Questo è un grande vantaggio nelle giornate particolarmente fredde: il calore animale che si sprigiona da tutti questi corpi e dai respiri che immettono aria calda e umida crea una cappa di temperatura confortevole che spiega perché tanti possono starsene tranquillamente in canotta e pantaloncini senza battere ciglio.
Nello stesso tempo, nei minuti d'attesa, bisogna confrontarsi con una miriade di sensazioni olfattive: dai buoni odori di bucato ancora fresco dei panni da jogging indossati puliti, a quello di deodorante, di acque di colonia e lozioni dopobarba applicati a profusione, alle molteplici puzze di sudorazioni più o meno stantie, all'afrore di corpi non sempre ben lavati, all'odore forte e stucchevole di olio canforato e di tutte quelle creme, unguenti e lozioni che i podisti amano applicarsi alle gambe e alle cosce prima di una gara lunga.
A volte, a questi odori, si mescola il sentore più ammoniacale dell'urina, quando - soprattutto nelle maratone "giganti" (tipo New York) - molti distillano le loro ultime gocce di piscio direttamente sul posto, a volte sulla felpa buttata via per evitare schizzi molesti sulle scarpe dei vicini (bontà loro...).

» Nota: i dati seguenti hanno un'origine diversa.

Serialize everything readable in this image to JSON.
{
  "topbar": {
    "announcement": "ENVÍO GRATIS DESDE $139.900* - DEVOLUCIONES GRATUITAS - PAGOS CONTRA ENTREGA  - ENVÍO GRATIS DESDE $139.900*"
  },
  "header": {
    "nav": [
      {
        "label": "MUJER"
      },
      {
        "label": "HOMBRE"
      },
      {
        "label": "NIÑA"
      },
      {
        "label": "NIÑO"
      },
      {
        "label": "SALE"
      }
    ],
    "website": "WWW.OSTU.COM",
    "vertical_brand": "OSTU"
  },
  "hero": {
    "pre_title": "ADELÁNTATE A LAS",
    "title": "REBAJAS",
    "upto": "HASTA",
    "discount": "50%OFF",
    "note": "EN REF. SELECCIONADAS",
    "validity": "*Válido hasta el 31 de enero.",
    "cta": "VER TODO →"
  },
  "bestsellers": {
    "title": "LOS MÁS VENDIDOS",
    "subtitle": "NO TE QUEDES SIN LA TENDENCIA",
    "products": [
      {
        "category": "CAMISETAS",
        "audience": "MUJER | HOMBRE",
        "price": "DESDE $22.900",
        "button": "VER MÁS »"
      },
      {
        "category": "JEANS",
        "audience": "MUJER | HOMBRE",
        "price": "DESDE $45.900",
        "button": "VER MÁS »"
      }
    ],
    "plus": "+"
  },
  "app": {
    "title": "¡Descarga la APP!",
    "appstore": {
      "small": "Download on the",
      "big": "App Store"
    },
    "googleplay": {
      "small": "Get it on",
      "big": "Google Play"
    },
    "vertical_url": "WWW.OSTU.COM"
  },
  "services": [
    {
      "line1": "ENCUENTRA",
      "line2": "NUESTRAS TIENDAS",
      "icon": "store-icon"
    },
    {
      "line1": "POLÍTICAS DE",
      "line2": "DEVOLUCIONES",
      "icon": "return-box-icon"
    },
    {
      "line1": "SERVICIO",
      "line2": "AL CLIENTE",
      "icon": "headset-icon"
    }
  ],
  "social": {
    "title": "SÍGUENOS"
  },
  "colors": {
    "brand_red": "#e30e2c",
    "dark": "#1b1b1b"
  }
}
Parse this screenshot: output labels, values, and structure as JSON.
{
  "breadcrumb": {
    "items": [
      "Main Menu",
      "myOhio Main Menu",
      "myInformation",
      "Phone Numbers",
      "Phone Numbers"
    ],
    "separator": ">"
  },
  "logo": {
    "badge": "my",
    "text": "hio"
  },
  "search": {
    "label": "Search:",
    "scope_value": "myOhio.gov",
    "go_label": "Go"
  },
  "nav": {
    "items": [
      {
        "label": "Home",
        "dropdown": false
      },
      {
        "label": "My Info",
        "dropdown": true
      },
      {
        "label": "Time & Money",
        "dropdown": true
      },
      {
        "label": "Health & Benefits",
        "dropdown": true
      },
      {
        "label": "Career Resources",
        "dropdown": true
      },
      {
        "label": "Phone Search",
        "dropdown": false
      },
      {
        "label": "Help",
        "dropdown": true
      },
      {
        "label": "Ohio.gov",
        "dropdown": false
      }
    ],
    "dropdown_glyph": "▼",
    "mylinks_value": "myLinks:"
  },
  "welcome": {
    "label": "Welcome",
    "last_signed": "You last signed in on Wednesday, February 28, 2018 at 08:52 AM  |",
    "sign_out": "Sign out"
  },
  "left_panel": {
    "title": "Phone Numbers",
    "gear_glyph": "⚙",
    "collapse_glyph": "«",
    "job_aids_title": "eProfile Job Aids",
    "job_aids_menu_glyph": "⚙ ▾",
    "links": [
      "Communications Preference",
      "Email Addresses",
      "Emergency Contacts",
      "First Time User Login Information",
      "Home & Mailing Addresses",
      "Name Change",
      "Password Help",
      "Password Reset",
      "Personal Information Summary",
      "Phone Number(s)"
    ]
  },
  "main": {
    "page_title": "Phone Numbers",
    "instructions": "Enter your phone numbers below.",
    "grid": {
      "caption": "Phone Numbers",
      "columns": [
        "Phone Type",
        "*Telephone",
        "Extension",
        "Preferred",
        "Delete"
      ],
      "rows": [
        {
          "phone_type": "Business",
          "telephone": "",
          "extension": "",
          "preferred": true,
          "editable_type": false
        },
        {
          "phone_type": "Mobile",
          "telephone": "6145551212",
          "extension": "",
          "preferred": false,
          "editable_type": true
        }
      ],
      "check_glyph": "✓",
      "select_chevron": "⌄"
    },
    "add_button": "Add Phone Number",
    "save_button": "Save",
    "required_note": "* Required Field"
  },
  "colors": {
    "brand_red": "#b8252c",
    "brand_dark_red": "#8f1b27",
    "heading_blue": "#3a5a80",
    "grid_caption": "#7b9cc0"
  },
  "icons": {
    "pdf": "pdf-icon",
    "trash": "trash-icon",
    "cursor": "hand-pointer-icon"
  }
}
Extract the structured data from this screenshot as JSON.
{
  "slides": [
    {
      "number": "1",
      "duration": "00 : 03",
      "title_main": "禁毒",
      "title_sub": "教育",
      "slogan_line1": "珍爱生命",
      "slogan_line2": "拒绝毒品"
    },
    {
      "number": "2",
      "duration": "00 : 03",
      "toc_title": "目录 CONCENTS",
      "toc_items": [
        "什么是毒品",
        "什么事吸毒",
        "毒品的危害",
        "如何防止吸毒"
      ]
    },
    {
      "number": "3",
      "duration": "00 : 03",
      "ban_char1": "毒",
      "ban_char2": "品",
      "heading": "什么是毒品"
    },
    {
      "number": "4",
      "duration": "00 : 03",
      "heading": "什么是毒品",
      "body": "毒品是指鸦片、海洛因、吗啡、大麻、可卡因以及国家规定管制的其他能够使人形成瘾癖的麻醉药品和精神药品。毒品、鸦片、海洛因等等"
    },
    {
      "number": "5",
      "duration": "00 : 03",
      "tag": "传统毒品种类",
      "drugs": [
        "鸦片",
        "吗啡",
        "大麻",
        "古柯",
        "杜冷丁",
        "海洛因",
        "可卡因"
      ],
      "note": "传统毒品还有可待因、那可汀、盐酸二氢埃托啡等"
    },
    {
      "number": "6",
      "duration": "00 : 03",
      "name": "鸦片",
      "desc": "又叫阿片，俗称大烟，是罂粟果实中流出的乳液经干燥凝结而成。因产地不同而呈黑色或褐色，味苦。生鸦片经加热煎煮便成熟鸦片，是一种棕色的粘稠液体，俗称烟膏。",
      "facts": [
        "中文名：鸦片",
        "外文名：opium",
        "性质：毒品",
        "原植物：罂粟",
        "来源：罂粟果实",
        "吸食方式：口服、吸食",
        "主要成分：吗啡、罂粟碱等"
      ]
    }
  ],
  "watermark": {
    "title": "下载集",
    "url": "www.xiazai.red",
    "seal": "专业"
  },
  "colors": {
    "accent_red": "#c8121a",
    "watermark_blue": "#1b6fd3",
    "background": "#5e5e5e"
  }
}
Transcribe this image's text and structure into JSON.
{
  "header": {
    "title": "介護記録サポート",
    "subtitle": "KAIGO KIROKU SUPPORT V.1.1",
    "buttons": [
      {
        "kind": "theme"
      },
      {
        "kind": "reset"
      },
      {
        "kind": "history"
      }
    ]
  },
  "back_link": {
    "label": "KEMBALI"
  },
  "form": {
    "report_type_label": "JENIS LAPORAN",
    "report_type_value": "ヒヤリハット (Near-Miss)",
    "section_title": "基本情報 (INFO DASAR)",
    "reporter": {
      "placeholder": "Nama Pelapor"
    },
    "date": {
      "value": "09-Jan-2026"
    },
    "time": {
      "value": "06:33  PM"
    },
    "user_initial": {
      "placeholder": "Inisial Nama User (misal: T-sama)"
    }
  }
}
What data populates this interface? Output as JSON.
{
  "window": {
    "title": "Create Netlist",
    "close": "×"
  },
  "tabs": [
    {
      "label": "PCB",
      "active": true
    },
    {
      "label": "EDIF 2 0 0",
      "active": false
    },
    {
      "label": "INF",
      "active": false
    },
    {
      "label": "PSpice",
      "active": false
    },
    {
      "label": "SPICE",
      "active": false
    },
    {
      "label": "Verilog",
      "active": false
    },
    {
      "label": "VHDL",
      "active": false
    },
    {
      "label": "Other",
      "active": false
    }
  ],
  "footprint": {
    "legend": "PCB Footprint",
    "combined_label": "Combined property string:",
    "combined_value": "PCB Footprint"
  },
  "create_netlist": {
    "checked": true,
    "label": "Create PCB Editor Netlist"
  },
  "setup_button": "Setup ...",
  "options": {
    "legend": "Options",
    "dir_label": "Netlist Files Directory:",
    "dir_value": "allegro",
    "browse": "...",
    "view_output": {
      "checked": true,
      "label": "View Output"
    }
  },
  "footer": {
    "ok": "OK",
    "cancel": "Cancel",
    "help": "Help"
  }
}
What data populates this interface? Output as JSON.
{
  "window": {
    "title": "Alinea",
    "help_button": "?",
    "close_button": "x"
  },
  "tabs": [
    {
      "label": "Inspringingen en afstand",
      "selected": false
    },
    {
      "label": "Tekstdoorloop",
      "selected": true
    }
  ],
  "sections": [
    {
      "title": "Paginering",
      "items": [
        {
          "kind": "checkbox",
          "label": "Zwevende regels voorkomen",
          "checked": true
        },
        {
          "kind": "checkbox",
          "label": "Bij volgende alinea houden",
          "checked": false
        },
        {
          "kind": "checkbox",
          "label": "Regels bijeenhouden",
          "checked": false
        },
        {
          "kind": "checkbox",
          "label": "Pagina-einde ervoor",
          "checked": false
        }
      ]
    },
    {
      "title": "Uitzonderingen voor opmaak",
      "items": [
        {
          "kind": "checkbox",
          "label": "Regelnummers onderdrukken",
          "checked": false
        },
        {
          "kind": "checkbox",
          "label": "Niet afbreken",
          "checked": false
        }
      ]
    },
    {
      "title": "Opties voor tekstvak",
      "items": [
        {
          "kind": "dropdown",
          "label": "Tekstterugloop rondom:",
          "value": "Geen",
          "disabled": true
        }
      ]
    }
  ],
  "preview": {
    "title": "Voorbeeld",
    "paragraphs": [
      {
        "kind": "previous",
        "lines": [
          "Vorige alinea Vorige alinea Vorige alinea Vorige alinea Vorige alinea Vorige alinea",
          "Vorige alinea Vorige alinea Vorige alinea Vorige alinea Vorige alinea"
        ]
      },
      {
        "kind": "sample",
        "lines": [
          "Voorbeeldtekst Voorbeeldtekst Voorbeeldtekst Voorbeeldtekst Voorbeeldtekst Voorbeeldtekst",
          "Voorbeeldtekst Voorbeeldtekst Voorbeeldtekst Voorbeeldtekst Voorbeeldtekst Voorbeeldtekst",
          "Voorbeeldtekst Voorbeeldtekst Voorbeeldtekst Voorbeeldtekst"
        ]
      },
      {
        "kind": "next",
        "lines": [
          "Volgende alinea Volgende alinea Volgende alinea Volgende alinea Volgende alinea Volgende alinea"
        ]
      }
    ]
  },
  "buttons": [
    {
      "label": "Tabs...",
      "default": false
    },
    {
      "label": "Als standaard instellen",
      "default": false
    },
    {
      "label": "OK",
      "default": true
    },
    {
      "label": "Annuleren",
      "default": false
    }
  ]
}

I maschietti sono in genere i più disinvolti in queste procedure d'emergenze; le donne, più pudiche, si arrangiano prima come possono, ma non mi è mai capitato di osservare che una podista in mezzo alla folla dei partenti provvedesse ad una pipì d'emergenza...).
Su questa dissonante "sinfonia" odorosa che funge - per così dire - da "base musicale" in un immaginario karaoke olfattivo, s'innestano a volte miasmi fetidi e pestilenziali che ammorbano l'aria tutt'attorno, impestando irrimediabilmente i panni che uno ha addosso: e non c'é niente da fare, in questi casi. Si può solo subire, facendo buon viso a cattivo gioco: non ci sono finestre o porte che si possano spalancare, non una ventola aspirante da mettere in funzione, non lenzuola e coperte da sventolare e nemmeno si può andar via alla ricerca d'una boccata d'aria pura.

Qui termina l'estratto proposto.